I think by the time I was a child I realised there are different versions of heaven depending on your culture. So as a Kalenjin, mine has a lot of cows and for somebody else, maybe for you it has a lot of fish, I don't know. (Chuckles) I think what it does is that you realise that you don't have to know everything.

Do you always wonder if you can be more than one thing in life? Like perhaps you can be a good carpenter on top of being a good neurosurgeon?

I think one of the ideas of modern time is the idea that your identity is singular. But it’s not. I think as African women we always knew that we were going to change our identity. When you’re a young girl, you’re told one day you’re going to be a wife, a mother, then you’re going to join which community. So what you learn is your identity is not fixed. And then more than ever, today’s world calls for people to be less dogmatic about the identities that they hold, whether it’s on their careers or their cultures and stuff like that. I think we should allow people to enjoy little pockets of themselves.

What do you find to be very dominant in this season of your life?

Change. It’s a time when everything is just changing. I mean I’ve changed countries, I’ve changed jobs, making a new social circle, I’m finding a new language. I’m realising, for example, the western education that I received is not directly translatable to Africa. Things like the concept of time.
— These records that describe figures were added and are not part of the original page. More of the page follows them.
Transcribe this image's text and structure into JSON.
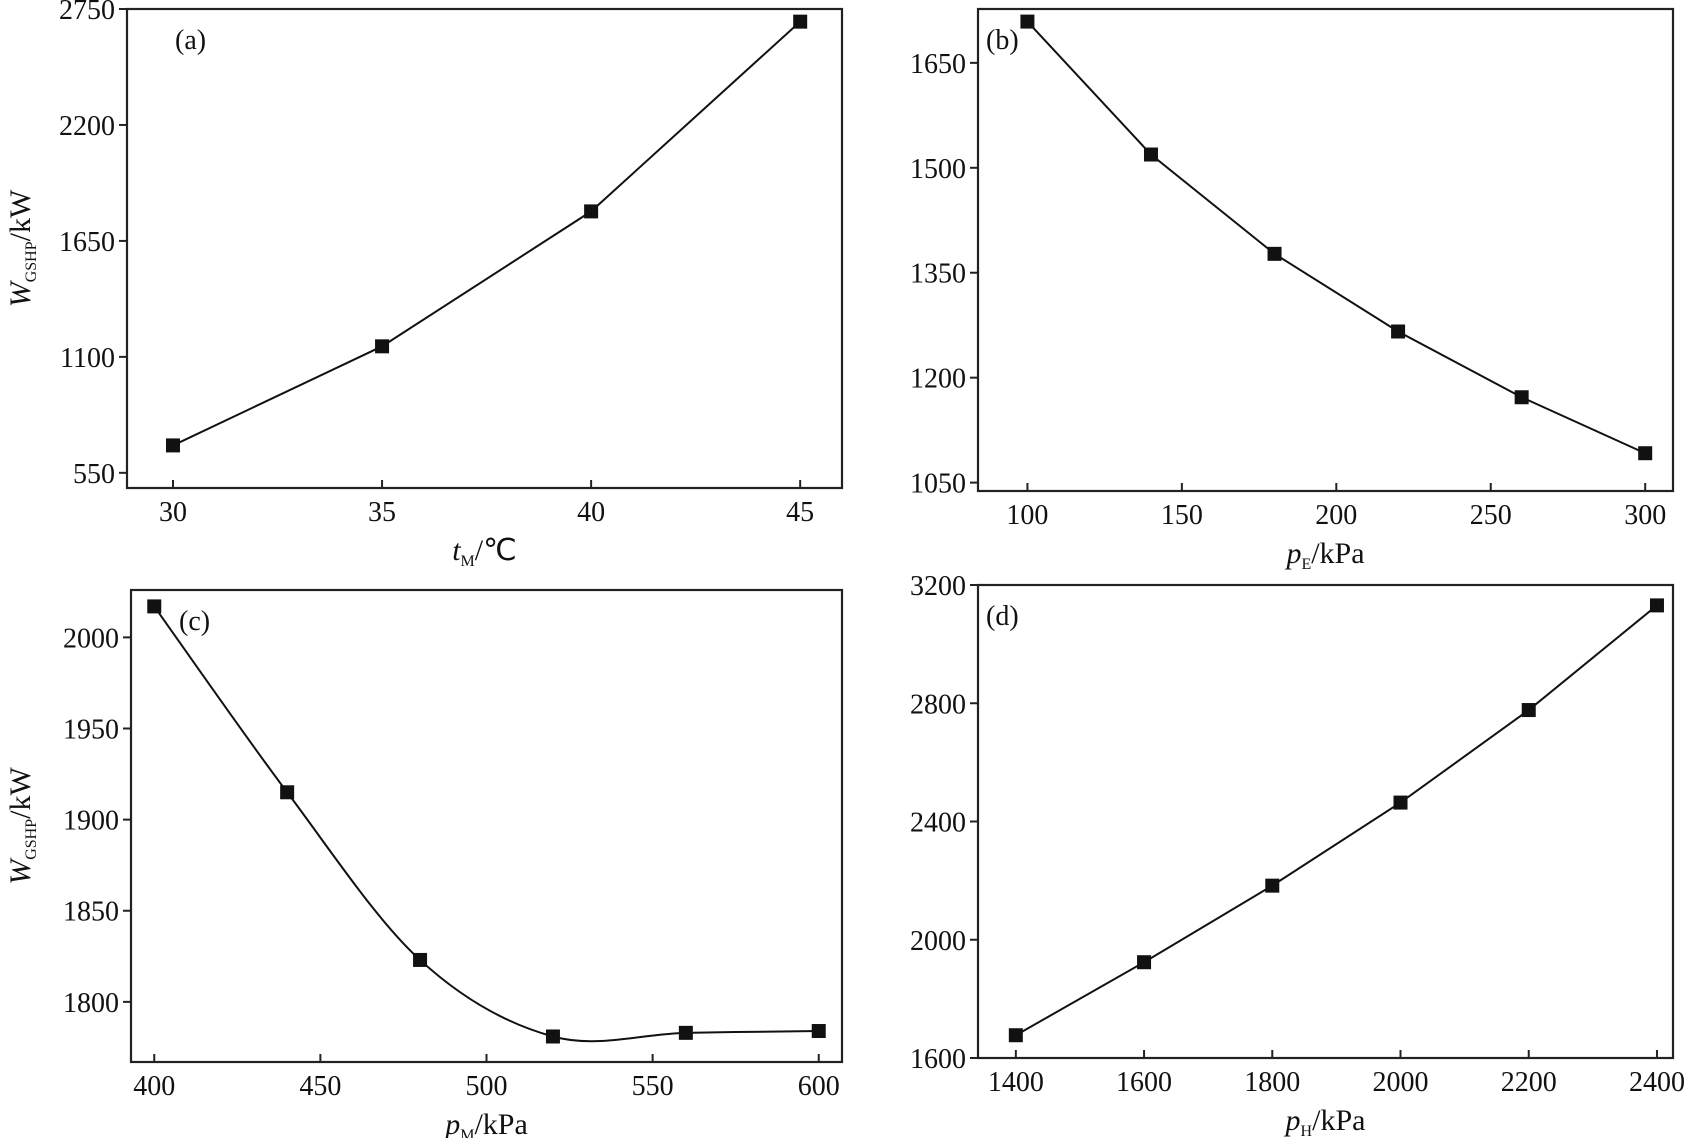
{
  "chart_data": [
    {
      "type": "line",
      "panel_label": "(a)",
      "xlabel": {
        "var": "t",
        "sub": "M",
        "unit": "/℃"
      },
      "ylabel": {
        "var": "W",
        "sub": "GSHP",
        "unit": "/kW"
      },
      "x": [
        30,
        35,
        40,
        45
      ],
      "y": [
        680,
        1150,
        1790,
        2690
      ],
      "xlim": [
        28.9,
        46.0
      ],
      "ylim": [
        478,
        2750
      ],
      "xticks": [
        30,
        35,
        40,
        45
      ],
      "yticks": [
        550,
        1100,
        1650,
        2200,
        2750
      ],
      "smooth": false,
      "marker": "square",
      "grid": false
    },
    {
      "type": "line",
      "panel_label": "(b)",
      "xlabel": {
        "var": "p",
        "sub": "E",
        "unit": "/kPa"
      },
      "x": [
        100,
        140,
        180,
        220,
        260,
        300
      ],
      "y": [
        1709,
        1519,
        1377,
        1266,
        1172,
        1092
      ],
      "xlim": [
        84,
        309
      ],
      "ylim": [
        1038,
        1727
      ],
      "xticks": [
        100,
        150,
        200,
        250,
        300
      ],
      "yticks": [
        1050,
        1200,
        1350,
        1500,
        1650
      ],
      "smooth": false,
      "marker": "square",
      "grid": false
    },
    {
      "type": "line",
      "panel_label": "(c)",
      "xlabel": {
        "var": "p",
        "sub": "M",
        "unit": "/kPa"
      },
      "ylabel": {
        "var": "W",
        "sub": "GSHP",
        "unit": "/kW"
      },
      "x": [
        400,
        440,
        480,
        520,
        560,
        600
      ],
      "y": [
        2017,
        1915,
        1823,
        1781,
        1783,
        1784
      ],
      "xlim": [
        393,
        607
      ],
      "ylim": [
        1767,
        2026
      ],
      "xticks": [
        400,
        450,
        500,
        550,
        600
      ],
      "yticks": [
        1800,
        1850,
        1900,
        1950,
        2000
      ],
      "smooth": true,
      "marker": "square",
      "grid": false
    },
    {
      "type": "line",
      "panel_label": "(d)",
      "xlabel": {
        "var": "p",
        "sub": "H",
        "unit": "/kPa"
      },
      "x": [
        1400,
        1600,
        1800,
        2000,
        2200,
        2400
      ],
      "y": [
        1677,
        1924,
        2183,
        2464,
        2777,
        3131
      ],
      "xlim": [
        1341,
        2425
      ],
      "ylim": [
        1600,
        3200
      ],
      "xticks": [
        1400,
        1600,
        1800,
        2000,
        2200,
        2400
      ],
      "yticks": [
        1600,
        2000,
        2400,
        2800,
        3200
      ],
      "smooth": false,
      "marker": "square",
      "grid": false
    }
  ]
}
We don’t have 60 minutes in African time. (Laughs) Even the very idea of what success is has changed for me.

I'm not ticklish under my feet. Is there something wrong with my nervous system?

(Laughs) No, you were just made that way.
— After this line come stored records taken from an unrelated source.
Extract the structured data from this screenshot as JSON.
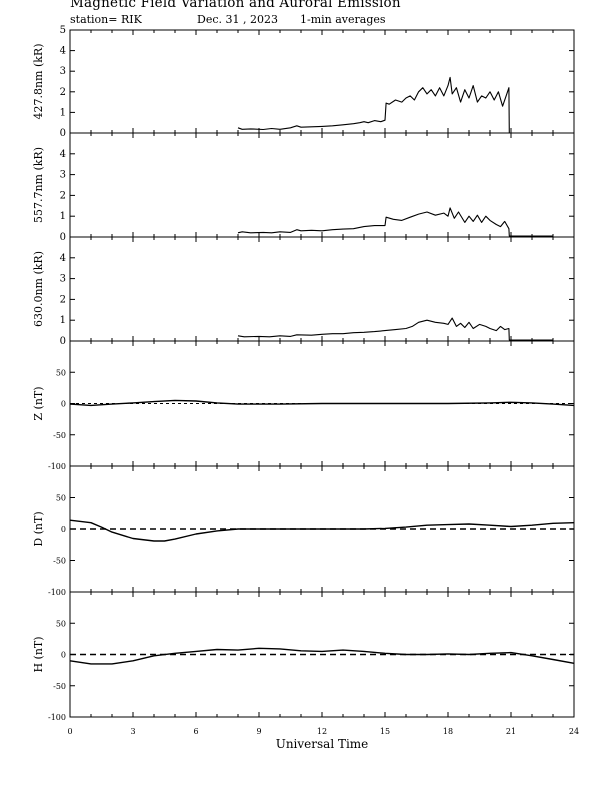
{
  "header": {
    "title": "Magnetic Field Variation and Auroral Emission",
    "station": "station= RIK",
    "date": "Dec. 31 , 2023",
    "averaging": "1-min averages"
  },
  "chart_data": [
    {
      "type": "line",
      "ylabel": "427.8nm (kR)",
      "ylim": [
        0,
        5
      ],
      "yticks": [
        0,
        1,
        2,
        3,
        4,
        5
      ],
      "xlim": [
        0,
        24
      ],
      "series": [
        {
          "values": [
            [
              8.0,
              0.25
            ],
            [
              8.2,
              0.18
            ],
            [
              8.6,
              0.2
            ],
            [
              9.2,
              0.17
            ],
            [
              9.6,
              0.22
            ],
            [
              10.0,
              0.18
            ],
            [
              10.5,
              0.25
            ],
            [
              10.8,
              0.35
            ],
            [
              11.0,
              0.28
            ],
            [
              11.5,
              0.3
            ],
            [
              12.0,
              0.32
            ],
            [
              12.5,
              0.35
            ],
            [
              13.0,
              0.4
            ],
            [
              13.5,
              0.45
            ],
            [
              13.8,
              0.5
            ],
            [
              14.0,
              0.55
            ],
            [
              14.2,
              0.5
            ],
            [
              14.5,
              0.6
            ],
            [
              14.8,
              0.55
            ],
            [
              15.0,
              0.62
            ],
            [
              15.05,
              1.45
            ],
            [
              15.2,
              1.4
            ],
            [
              15.5,
              1.6
            ],
            [
              15.8,
              1.5
            ],
            [
              16.0,
              1.7
            ],
            [
              16.2,
              1.8
            ],
            [
              16.4,
              1.6
            ],
            [
              16.6,
              2.0
            ],
            [
              16.8,
              2.2
            ],
            [
              17.0,
              1.9
            ],
            [
              17.2,
              2.1
            ],
            [
              17.4,
              1.8
            ],
            [
              17.6,
              2.2
            ],
            [
              17.8,
              1.8
            ],
            [
              18.0,
              2.3
            ],
            [
              18.1,
              2.7
            ],
            [
              18.2,
              1.9
            ],
            [
              18.4,
              2.2
            ],
            [
              18.6,
              1.5
            ],
            [
              18.8,
              2.1
            ],
            [
              19.0,
              1.7
            ],
            [
              19.2,
              2.3
            ],
            [
              19.4,
              1.5
            ],
            [
              19.6,
              1.8
            ],
            [
              19.8,
              1.7
            ],
            [
              20.0,
              2.0
            ],
            [
              20.2,
              1.6
            ],
            [
              20.4,
              2.0
            ],
            [
              20.6,
              1.3
            ],
            [
              20.8,
              1.9
            ],
            [
              20.9,
              2.2
            ],
            [
              20.92,
              0.0
            ]
          ]
        }
      ]
    },
    {
      "type": "line",
      "ylabel": "557.7nm (kR)",
      "ylim": [
        0,
        5
      ],
      "yticks": [
        0,
        1,
        2,
        3,
        4
      ],
      "xlim": [
        0,
        24
      ],
      "series": [
        {
          "values": [
            [
              8.0,
              0.2
            ],
            [
              8.2,
              0.25
            ],
            [
              8.6,
              0.2
            ],
            [
              9.2,
              0.22
            ],
            [
              9.6,
              0.2
            ],
            [
              10.0,
              0.25
            ],
            [
              10.5,
              0.22
            ],
            [
              10.8,
              0.35
            ],
            [
              11.0,
              0.3
            ],
            [
              11.5,
              0.32
            ],
            [
              12.0,
              0.3
            ],
            [
              12.5,
              0.35
            ],
            [
              13.0,
              0.38
            ],
            [
              13.5,
              0.4
            ],
            [
              14.0,
              0.5
            ],
            [
              14.5,
              0.55
            ],
            [
              15.0,
              0.55
            ],
            [
              15.05,
              0.95
            ],
            [
              15.4,
              0.85
            ],
            [
              15.8,
              0.8
            ],
            [
              16.2,
              0.95
            ],
            [
              16.6,
              1.1
            ],
            [
              17.0,
              1.2
            ],
            [
              17.4,
              1.05
            ],
            [
              17.8,
              1.15
            ],
            [
              18.0,
              1.0
            ],
            [
              18.1,
              1.4
            ],
            [
              18.3,
              0.9
            ],
            [
              18.5,
              1.2
            ],
            [
              18.8,
              0.7
            ],
            [
              19.0,
              1.0
            ],
            [
              19.2,
              0.75
            ],
            [
              19.4,
              1.05
            ],
            [
              19.6,
              0.7
            ],
            [
              19.8,
              1.0
            ],
            [
              20.0,
              0.8
            ],
            [
              20.3,
              0.6
            ],
            [
              20.5,
              0.5
            ],
            [
              20.7,
              0.75
            ],
            [
              20.9,
              0.4
            ],
            [
              20.92,
              0.05
            ],
            [
              23.0,
              0.05
            ]
          ]
        }
      ]
    },
    {
      "type": "line",
      "ylabel": "630.0nm (kR)",
      "ylim": [
        0,
        5
      ],
      "yticks": [
        0,
        1,
        2,
        3,
        4
      ],
      "xlim": [
        0,
        24
      ],
      "series": [
        {
          "values": [
            [
              8.0,
              0.25
            ],
            [
              8.3,
              0.2
            ],
            [
              9.0,
              0.22
            ],
            [
              9.5,
              0.2
            ],
            [
              10.0,
              0.25
            ],
            [
              10.5,
              0.22
            ],
            [
              10.8,
              0.3
            ],
            [
              11.5,
              0.28
            ],
            [
              12.0,
              0.32
            ],
            [
              12.5,
              0.35
            ],
            [
              13.0,
              0.35
            ],
            [
              13.5,
              0.4
            ],
            [
              14.0,
              0.42
            ],
            [
              14.5,
              0.45
            ],
            [
              15.0,
              0.5
            ],
            [
              15.5,
              0.55
            ],
            [
              16.0,
              0.6
            ],
            [
              16.3,
              0.7
            ],
            [
              16.6,
              0.9
            ],
            [
              17.0,
              1.0
            ],
            [
              17.4,
              0.9
            ],
            [
              17.8,
              0.85
            ],
            [
              18.0,
              0.8
            ],
            [
              18.2,
              1.1
            ],
            [
              18.4,
              0.7
            ],
            [
              18.6,
              0.85
            ],
            [
              18.8,
              0.65
            ],
            [
              19.0,
              0.9
            ],
            [
              19.2,
              0.6
            ],
            [
              19.5,
              0.8
            ],
            [
              19.8,
              0.7
            ],
            [
              20.0,
              0.6
            ],
            [
              20.3,
              0.5
            ],
            [
              20.5,
              0.7
            ],
            [
              20.7,
              0.55
            ],
            [
              20.9,
              0.6
            ],
            [
              20.92,
              0.05
            ],
            [
              23.0,
              0.05
            ]
          ]
        }
      ]
    },
    {
      "type": "line",
      "ylabel": "Z (nT)",
      "ylim": [
        -100,
        100
      ],
      "yticks": [
        -100,
        -50,
        0,
        50
      ],
      "xlim": [
        0,
        24
      ],
      "series": [
        {
          "values": [
            [
              0,
              -1
            ],
            [
              1,
              -3
            ],
            [
              2,
              -1
            ],
            [
              3,
              1
            ],
            [
              4,
              3
            ],
            [
              5,
              5
            ],
            [
              6,
              4
            ],
            [
              7,
              1
            ],
            [
              8,
              -1
            ],
            [
              10,
              -1
            ],
            [
              12,
              0
            ],
            [
              14,
              0
            ],
            [
              16,
              0
            ],
            [
              18,
              0
            ],
            [
              20,
              1
            ],
            [
              21,
              2
            ],
            [
              22,
              1
            ],
            [
              23,
              -1
            ],
            [
              24,
              -3
            ]
          ]
        }
      ]
    },
    {
      "type": "line",
      "ylabel": "D (nT)",
      "ylim": [
        -100,
        100
      ],
      "yticks": [
        -100,
        -50,
        0,
        50
      ],
      "xlim": [
        0,
        24
      ],
      "series": [
        {
          "values": [
            [
              0,
              14
            ],
            [
              1,
              10
            ],
            [
              1.5,
              3
            ],
            [
              2,
              -5
            ],
            [
              3,
              -15
            ],
            [
              4,
              -19
            ],
            [
              4.5,
              -19
            ],
            [
              5,
              -16
            ],
            [
              6,
              -8
            ],
            [
              7,
              -3
            ],
            [
              8,
              0
            ],
            [
              10,
              0
            ],
            [
              12,
              0
            ],
            [
              14,
              0
            ],
            [
              15,
              1
            ],
            [
              16,
              3
            ],
            [
              17,
              6
            ],
            [
              18,
              7
            ],
            [
              19,
              8
            ],
            [
              20,
              6
            ],
            [
              21,
              4
            ],
            [
              22,
              6
            ],
            [
              23,
              9
            ],
            [
              24,
              10
            ]
          ]
        }
      ]
    },
    {
      "type": "line",
      "ylabel": "H (nT)",
      "ylim": [
        -100,
        100
      ],
      "yticks": [
        -100,
        -50,
        0,
        50
      ],
      "xlim": [
        0,
        24
      ],
      "series": [
        {
          "values": [
            [
              0,
              -10
            ],
            [
              1,
              -15
            ],
            [
              2,
              -15
            ],
            [
              3,
              -10
            ],
            [
              4,
              -2
            ],
            [
              5,
              2
            ],
            [
              6,
              5
            ],
            [
              7,
              8
            ],
            [
              8,
              7
            ],
            [
              9,
              10
            ],
            [
              10,
              9
            ],
            [
              11,
              6
            ],
            [
              12,
              5
            ],
            [
              13,
              7
            ],
            [
              14,
              5
            ],
            [
              15,
              2
            ],
            [
              16,
              0
            ],
            [
              17,
              0
            ],
            [
              18,
              1
            ],
            [
              19,
              0
            ],
            [
              20,
              2
            ],
            [
              21,
              3
            ],
            [
              22,
              -2
            ],
            [
              23,
              -8
            ],
            [
              24,
              -14
            ]
          ]
        }
      ]
    }
  ],
  "xaxis": {
    "label": "Universal Time",
    "ticks": [
      0,
      3,
      6,
      9,
      12,
      15,
      18,
      21,
      24
    ],
    "range": [
      0,
      24
    ]
  }
}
Are you ticklish under your feet?

(Chuckles) That’s top secret. Areas of vulnerability.

What question are you trying to answer now in your life?

(Long pause) I think professionally I’m trying to figure out what my next 10 to 15 years will look like. I’m not going to have the same career I would have had if I was in Europe. But I think the most fascinating thing about coming back to Africa is that the average age in our continent is 19. Which means Africa is a teenager. Teenagers are all about possibilities. It means that I have no idea five years from now how my career is going to be.

Are you married?

No.

Children?

No.

Cat?

No.

Dog?

Yes. Just a new one.

Tell me about the dog.

The dog? She’s sassy. She’s six months which means she’s a teenager too in dog terms. And I like coming home to her because I suppose it’s not like having children but it’s about the distractions of life. Whatever I did at work doesn’t matter. I’m going to do something that will make her wag her tail and jump at me. Life is much simpler with a dog. For me, it’s quite nice having a dog. I spent all the time I was abroad, my life was too unstructured to allow me to have a pet, and I've always wanted a pet.

When was the last time you were very unkind to yourself?

(Long pause) I think in my 20s and early 30s. When you’re trying to do it all. You want to keep this spick and span home, you want to be the best at work, and you want to do whatever... and effectively my body shut down. I had to stop and re-evaluate what I was doing. I realised that it didn’t matter so much, that I didn’t have to be so perfect about everything.